A resposta a essa questão está na história de sua vida, encerrada, precocemente também, aos cinquenta e três anos incompletos, em plena maturidade intelectual, quando já descera, em abril daquele ano de 1964, uma vez mais, a noite das liberdades públicas no País.
Este primeiro volume da biografia de Francisco Clementino de San Tiago Dantas, nascido no Rio de Janeiro em 1911, estende-se até 1945, um ano divisor em sua trajetória e também no curto século XX. Então, o jovem ideólogo da direita radical, nutrido pela reação ao legado da Revolução Francesa acrescido pela Igreja Católica e reafirmada pelo fascismo italiano, cedera lugar ao defensor de uma social-democracia nascida da dramática experiência da Segunda Guerra Mundial. O “catedrático menino” tornara-se o mestre consumado que desprezava os títulos professorais e amava os alunos e era por eles amado. E o jurisconsulto notável, que via na ciência jurídica nativa o maior entrave à realização do Direito entre nós, já encontrara na advocacia a retribuição material ao seu tenaz aprendizado, em medida raramente alcançada
entre os seus pares.
Saber, ter e poder. Dessa tríade que San Tiago tomou para si como metro de sua trajetória, apenas o último elemento – o poder político – ele não alcançaria plenamente.

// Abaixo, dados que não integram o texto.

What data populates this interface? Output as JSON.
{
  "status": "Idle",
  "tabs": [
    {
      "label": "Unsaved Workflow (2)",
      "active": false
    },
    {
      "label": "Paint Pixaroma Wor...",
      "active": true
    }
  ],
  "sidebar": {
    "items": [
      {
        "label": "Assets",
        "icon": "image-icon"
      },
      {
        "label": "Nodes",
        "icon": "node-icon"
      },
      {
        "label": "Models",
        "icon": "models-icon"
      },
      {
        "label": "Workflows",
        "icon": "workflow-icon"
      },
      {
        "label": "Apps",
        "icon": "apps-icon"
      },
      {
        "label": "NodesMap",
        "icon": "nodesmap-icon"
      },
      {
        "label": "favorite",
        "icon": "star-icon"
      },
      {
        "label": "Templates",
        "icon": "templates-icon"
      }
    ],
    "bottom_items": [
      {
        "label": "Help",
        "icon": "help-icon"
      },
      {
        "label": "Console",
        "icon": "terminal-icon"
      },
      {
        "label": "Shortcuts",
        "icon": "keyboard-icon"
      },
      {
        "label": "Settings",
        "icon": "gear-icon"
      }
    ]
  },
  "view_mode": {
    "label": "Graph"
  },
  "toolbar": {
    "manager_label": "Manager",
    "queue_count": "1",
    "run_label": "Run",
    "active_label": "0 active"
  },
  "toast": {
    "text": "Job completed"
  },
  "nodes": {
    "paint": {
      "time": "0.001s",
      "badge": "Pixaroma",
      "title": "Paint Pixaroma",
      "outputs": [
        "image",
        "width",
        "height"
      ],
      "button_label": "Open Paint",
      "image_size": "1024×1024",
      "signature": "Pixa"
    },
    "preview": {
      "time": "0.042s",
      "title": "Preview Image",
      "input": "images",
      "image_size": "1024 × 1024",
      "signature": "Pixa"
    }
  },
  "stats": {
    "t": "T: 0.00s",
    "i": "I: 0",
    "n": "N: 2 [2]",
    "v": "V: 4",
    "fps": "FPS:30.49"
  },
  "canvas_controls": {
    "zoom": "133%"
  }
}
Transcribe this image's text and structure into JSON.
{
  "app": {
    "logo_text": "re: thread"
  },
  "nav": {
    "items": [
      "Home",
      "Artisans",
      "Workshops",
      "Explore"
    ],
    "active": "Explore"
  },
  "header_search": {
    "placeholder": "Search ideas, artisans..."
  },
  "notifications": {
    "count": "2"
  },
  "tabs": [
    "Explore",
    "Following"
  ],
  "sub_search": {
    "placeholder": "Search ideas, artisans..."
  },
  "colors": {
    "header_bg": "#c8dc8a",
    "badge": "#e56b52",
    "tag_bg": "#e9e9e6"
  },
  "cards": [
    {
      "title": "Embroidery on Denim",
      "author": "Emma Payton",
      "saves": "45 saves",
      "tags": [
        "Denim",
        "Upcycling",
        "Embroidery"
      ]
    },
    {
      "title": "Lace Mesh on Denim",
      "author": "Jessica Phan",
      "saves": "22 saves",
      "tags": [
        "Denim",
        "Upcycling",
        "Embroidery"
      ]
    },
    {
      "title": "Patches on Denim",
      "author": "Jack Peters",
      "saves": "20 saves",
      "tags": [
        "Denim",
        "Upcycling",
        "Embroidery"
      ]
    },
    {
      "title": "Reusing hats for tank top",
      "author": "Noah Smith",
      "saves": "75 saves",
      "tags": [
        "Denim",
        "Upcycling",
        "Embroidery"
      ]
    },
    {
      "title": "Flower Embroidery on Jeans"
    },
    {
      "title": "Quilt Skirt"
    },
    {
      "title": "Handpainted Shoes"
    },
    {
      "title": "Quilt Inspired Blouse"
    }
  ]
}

Mas nesses primeiros trinta e quatro anos de vida ele se habilitou, como poucos antes ou depois, a buscar o fugidio poder político que o fascinara já ao pisar no pátio da Faculdade de Direito, aos dezesseis anos.
O aprendizado que lhe permitisse formular um projeto político consistente de reformas estruturais para o País – o saber; e o ter – a conquista dos meios que lhe possibilitassem cursar uma carreira política desembaraçada de sujeições materiais: reviver para o leitor de hoje essa saga invulgar na história da inteligência brasileira é o propósito e o desafio desta biografia que o Autor procura cumprir, com o lançamento deste primeiro de seus dois volumes.

San Tiago Dantas – A RAZÃO VENCIDA
Dar voz a San Tiago inscrevendo seus textos elegantes e precisos na narrative e situando-o em seu contexto histórico mostrou-se o método indicado a descrever, com a fidelidade possível, a sua espantosa atividade intelectual.
Nesse sentido, o recuo no tempo se impôs para identificar as suas origens familiares, cujo exemplo ele exaltava, e para mapear as matrizes ideológicas que cedo San Tiago se esforçou por dominar e o inspiraram a primeiro defender a “moderna obra da reação”: a Revolução Francesa e a reação às suas conquistas; o surgimento da nova direita no começo do século XX, precedendo as revoluções bolchevista, fascista e nazista; e, no rastro sangrento da Primeira Guerra Mundial, o embate ideológico que levaria à Segunda em 1939.
Ao jovem ideólogo somou-se o “catedrático menino” que não frequentou regularmente o ginásio e pouco frequentou a Faculdade de Direito, porém desde cedo acumulou espantosos e sucessivos “tempos de estudo” mais tarde desdobrados inclusive em aulas célebres transcritas em apostilas e ainda hoje, oito décadas depois, editadas em livro.
E sobre essas qualidades inegáveis, sobre a admiração e as controvérsias que se acenderam à sua trajetória, esse homem naturalmente grave e professoral difundia um afeto generoso e franco pela família, vendo nos sobrinhos, sempre próximos, os filhos que não pôde ter, e tendo nos amigos da escola os companheiros inseparáveis de toda a vida.
“De muitos, um”, dizia o sinete que San Tiago estampava em seus livros.
Essa síntese ele procurou retirar das ideias e viveu plenamente essa busca, aprendendo para ensinar, ensinando para esclarecer, esclarecendo para transformar.
E, no entanto, o poder político não foi alcançado. Mas San Tiago deixou a sua saga intelectual a crédito da história de seu País.